Homes that use such medications inappropriately won't be immediately fined. However, Medicare will share the information with state inspectors who conduct routine checks on safety and quality of homes, a senior CMS official said. 

In another new initiative, Medicare will post inspection citations to Care Compare even as the nursing home disputes such findings. That's a change from the past when Medicare would not post such findings to the public website until the dispute concluded. Such cases typically take about two months to resolve, so families who used the website to evaluate a home were kept in the dark for 60 days or longer.

Consumer advocates sought sanctions

Consumer and patient advocates said the nursing homes long have put patients at risk by inappropriately prescribing these medications.

People with schizophrenia typically exhibit symptoms as young adults, so "it's a red flag that something fishy is going on" when clusters of seniors are diagnosed after they are admitted to a nursing home, said Richard Mollot, executive director of the  Long Term Care Community Coalition.

Mollot said analyzing data patterns is the right way to tackle the problem rather than relying on individual inspectors to uncover such patterns during surveys.

"I would hope that that down the road, if not immediately, that this comes with automatic penalties," Mollot said. "It is widely known and acknowledged, even by the industry, to be a significant disservice to residents and a waste of taxpayer dollars."

LeadingAge, an association of nonprofit nursing homes and other providers of aging services, said its members have long supported efforts to curtail inappropriate prescribing.

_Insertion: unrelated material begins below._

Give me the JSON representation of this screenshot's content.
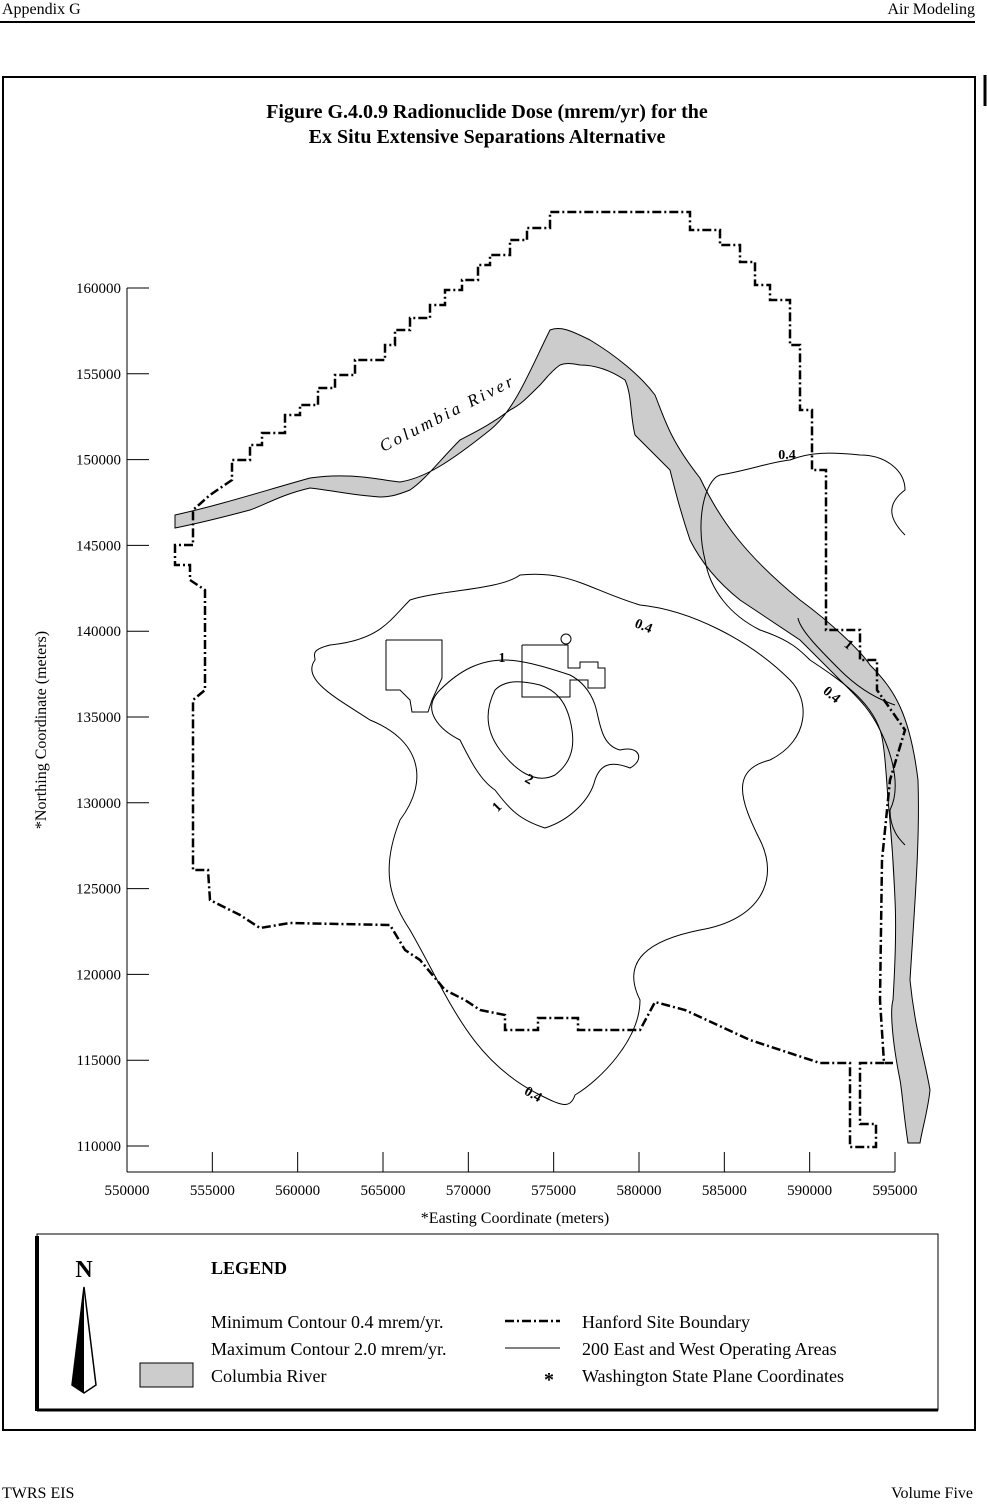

"We understand the challenges of implementing alternatives to drugs, particularly if programs that reduce the use of antipsychotics require more or specialized staff," LeadingAge said in a statement  "There is a workforce shortage in skilled nursing. However, this is a serious quality of care and quality of life issue for residents." 

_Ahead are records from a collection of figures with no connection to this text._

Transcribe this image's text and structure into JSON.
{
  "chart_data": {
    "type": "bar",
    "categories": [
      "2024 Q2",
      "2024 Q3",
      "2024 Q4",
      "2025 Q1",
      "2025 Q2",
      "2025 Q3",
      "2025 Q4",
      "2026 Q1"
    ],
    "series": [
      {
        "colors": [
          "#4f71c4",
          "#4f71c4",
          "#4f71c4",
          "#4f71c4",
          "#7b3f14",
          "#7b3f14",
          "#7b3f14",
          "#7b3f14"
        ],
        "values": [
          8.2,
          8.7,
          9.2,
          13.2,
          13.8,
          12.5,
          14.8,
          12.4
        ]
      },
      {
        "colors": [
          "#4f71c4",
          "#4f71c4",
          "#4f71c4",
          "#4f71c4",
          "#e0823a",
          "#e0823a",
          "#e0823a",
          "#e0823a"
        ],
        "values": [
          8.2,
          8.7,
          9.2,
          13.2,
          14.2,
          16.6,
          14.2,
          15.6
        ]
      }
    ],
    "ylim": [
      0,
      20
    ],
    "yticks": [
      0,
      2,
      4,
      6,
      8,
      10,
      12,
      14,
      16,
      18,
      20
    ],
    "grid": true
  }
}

Nursing homes turn to another class of drugs: anticonvulsants

Medicare's new initiative does not address another class of drugs, anticonvulsants, that homes have increasingly used. The Inspector General last November found 80% of Medicare nursing home residents were prescribed some type of psychotropic drug, a broad category that includes anticonvulsant or antipsychotic medications. 

Toby Edelman, a senior policy attorney at the Center for Medicare Advocacy, has applauded the Biden administration's efforts to improve nursing home safety and impose minimum staffing requirements. 

But she would like to see tougher penalties assessed to nursing homes that run afoul of regulations and laws.

"This industry needs to have a financial penalty to get their attention," Edelman said.